Influence of intramolecular hydrogen bonding on OH-stretching overtone intensities and band positions in peroxyacetic acid.

Vapor phase absorption spectra and integrated band intensities of the OH stretching fundamental as well as first and second overtones (2ν(OH) and 3ν(OH)) in peroxyacetic acid (PAA) have been measured using a combination of FT-IR and photoacoustic spectroscopy. In addition, ab initio calculations have been carried out to examine the low energy stable conformers of the molecule. Spectral assignment of the primary features appearing in the region of the 2ν(OH) and 3ν(OH) overtone bands are made with the aid of isotopic substitution and anharmonic vibrational frequency calculations carried out at the MP2/aug-cc-pVDZ level. Apart from features associated with the zeroth-order OH stretch, the overtone spectra are dominated by features assigned to combination bands composed of the respective OH stretching overtone and vibrations involving the collective motion of several atoms in the molecule resulting from excitation of the internal hydrogen bonding coordinate.
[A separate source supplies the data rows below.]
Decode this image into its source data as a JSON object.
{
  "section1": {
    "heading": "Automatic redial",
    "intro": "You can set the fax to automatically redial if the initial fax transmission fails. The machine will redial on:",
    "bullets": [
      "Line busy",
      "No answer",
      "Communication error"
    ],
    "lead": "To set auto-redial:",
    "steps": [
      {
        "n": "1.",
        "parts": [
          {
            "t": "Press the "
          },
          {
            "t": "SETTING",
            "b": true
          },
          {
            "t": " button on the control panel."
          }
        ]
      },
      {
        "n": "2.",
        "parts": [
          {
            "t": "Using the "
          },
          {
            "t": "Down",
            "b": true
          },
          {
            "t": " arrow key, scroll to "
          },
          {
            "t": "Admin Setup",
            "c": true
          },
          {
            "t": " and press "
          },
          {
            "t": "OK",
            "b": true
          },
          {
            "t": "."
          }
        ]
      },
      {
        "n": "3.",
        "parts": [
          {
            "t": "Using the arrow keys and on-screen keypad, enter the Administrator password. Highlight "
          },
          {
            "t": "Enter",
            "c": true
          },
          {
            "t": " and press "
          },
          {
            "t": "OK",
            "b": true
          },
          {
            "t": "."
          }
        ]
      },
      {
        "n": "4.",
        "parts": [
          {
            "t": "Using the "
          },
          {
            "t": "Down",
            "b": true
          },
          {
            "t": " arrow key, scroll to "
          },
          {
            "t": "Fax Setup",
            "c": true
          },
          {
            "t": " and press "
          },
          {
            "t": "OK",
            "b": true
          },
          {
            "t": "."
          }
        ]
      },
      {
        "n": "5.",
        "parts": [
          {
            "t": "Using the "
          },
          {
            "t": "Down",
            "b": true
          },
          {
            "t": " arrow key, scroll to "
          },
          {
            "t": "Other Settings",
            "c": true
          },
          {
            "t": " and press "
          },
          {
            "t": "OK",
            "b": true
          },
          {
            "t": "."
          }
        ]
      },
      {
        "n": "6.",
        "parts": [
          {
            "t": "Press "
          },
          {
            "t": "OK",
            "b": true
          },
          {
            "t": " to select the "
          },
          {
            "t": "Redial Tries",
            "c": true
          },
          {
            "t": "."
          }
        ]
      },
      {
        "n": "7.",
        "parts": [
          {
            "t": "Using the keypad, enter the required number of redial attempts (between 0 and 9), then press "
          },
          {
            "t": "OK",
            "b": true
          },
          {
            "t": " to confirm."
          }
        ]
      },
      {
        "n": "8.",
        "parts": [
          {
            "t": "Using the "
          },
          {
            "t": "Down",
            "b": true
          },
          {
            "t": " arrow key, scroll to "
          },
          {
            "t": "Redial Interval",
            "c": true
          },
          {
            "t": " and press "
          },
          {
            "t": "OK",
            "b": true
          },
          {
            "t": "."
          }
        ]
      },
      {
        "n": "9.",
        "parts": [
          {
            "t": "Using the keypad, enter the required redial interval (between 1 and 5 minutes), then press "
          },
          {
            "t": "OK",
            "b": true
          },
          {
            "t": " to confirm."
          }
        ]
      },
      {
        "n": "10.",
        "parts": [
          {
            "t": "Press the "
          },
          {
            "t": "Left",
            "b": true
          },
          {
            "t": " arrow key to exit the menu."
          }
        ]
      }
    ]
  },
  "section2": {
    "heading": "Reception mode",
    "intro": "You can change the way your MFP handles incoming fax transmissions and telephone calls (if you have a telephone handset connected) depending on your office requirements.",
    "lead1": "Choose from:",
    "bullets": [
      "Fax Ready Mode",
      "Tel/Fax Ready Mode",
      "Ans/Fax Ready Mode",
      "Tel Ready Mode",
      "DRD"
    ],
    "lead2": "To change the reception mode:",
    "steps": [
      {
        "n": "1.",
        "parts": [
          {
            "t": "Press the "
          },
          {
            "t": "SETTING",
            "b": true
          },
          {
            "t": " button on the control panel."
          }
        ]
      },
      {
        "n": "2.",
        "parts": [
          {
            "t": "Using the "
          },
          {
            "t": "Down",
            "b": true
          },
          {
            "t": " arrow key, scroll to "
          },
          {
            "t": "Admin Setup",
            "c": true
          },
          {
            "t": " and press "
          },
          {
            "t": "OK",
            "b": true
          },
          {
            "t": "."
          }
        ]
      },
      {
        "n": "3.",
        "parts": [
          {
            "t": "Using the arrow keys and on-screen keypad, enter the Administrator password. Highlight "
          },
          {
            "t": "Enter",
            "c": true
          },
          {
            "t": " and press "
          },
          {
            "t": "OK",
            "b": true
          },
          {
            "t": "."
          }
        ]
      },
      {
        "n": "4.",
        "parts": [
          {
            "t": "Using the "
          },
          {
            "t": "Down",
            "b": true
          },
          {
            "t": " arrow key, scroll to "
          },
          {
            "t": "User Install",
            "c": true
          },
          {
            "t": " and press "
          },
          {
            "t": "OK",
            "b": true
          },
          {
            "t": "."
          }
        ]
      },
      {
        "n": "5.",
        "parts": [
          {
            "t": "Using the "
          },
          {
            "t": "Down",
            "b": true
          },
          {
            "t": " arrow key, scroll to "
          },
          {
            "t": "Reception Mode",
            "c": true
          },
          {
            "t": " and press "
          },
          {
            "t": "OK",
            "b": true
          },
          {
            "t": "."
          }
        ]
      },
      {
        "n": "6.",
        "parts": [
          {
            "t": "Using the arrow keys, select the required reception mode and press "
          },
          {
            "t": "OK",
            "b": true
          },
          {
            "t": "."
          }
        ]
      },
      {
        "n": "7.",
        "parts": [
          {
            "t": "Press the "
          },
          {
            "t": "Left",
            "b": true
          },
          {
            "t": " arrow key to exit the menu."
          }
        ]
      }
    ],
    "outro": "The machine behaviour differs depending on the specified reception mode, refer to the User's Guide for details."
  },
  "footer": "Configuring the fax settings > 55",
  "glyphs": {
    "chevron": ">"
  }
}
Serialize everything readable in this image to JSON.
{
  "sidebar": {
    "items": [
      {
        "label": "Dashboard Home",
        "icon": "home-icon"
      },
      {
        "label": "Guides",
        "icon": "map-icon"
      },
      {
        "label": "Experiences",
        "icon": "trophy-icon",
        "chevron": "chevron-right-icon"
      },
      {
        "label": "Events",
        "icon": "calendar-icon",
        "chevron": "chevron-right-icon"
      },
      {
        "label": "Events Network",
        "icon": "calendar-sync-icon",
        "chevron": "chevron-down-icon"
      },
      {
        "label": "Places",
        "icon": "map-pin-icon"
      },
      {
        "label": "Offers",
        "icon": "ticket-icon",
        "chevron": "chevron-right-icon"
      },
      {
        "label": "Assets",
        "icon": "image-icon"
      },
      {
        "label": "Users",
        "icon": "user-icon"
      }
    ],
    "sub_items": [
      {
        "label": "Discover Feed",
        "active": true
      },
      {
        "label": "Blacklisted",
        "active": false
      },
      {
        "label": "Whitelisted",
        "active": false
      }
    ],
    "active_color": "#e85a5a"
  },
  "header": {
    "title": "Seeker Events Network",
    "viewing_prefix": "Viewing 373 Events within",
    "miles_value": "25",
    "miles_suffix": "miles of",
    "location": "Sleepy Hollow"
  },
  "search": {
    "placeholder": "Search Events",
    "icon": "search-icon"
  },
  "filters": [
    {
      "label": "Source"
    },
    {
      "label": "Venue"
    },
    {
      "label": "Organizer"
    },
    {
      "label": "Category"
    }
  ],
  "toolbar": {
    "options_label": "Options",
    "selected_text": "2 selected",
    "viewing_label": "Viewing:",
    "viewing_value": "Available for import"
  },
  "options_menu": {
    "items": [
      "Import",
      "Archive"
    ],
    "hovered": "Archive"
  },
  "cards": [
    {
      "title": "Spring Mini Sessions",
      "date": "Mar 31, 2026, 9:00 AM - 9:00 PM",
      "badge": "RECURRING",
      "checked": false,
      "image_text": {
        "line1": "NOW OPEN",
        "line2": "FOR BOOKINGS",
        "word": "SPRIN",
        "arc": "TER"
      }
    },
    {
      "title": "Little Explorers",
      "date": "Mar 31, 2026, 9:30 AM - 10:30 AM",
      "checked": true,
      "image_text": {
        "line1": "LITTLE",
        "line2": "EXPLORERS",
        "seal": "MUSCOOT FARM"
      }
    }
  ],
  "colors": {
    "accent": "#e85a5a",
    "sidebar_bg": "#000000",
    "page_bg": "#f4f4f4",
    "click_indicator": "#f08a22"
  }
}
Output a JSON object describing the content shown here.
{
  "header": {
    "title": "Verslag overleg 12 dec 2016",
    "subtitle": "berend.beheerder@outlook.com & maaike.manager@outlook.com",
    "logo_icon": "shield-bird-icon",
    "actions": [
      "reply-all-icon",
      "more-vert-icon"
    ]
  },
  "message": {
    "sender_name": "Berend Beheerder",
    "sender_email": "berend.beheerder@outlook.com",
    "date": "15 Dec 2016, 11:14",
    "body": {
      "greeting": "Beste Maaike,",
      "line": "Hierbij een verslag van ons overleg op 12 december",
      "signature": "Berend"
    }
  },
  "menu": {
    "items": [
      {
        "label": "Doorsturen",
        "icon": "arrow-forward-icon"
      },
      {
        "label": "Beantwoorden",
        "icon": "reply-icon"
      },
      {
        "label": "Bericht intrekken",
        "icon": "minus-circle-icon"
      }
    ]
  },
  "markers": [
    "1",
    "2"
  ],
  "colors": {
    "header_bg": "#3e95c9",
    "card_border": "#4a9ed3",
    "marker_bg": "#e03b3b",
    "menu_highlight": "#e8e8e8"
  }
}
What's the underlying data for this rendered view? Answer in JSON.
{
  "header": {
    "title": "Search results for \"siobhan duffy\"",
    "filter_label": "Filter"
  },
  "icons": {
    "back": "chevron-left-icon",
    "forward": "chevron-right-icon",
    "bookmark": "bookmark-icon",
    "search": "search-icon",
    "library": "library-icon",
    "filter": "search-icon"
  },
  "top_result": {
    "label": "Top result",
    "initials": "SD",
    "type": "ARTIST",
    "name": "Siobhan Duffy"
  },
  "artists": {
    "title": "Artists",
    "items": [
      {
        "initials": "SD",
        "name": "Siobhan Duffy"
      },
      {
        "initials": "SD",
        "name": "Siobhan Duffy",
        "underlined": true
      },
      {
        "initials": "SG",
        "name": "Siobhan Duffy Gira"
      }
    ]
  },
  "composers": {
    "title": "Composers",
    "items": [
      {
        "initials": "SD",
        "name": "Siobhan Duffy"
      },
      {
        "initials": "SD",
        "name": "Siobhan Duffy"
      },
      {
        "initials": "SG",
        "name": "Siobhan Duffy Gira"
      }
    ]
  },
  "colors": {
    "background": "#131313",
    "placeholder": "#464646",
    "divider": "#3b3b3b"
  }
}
Integrated absorption cross section measurements reveal that internal hydrogen bonding, the strength of which is estimated to be ∼20 kJ/mol in PAA, does not result in a enhanced oscillator strength for the OH stretching fundamental of the molecule, as is often expected for hydrogen bonded systems, but does cause a precipitous drop in the oscillator strength of its 2ν(OH) and 3ν(OH) overtone bands, reducing them, respectively, by a factor of 165 and 7020 relative to the OH stretching fundamental.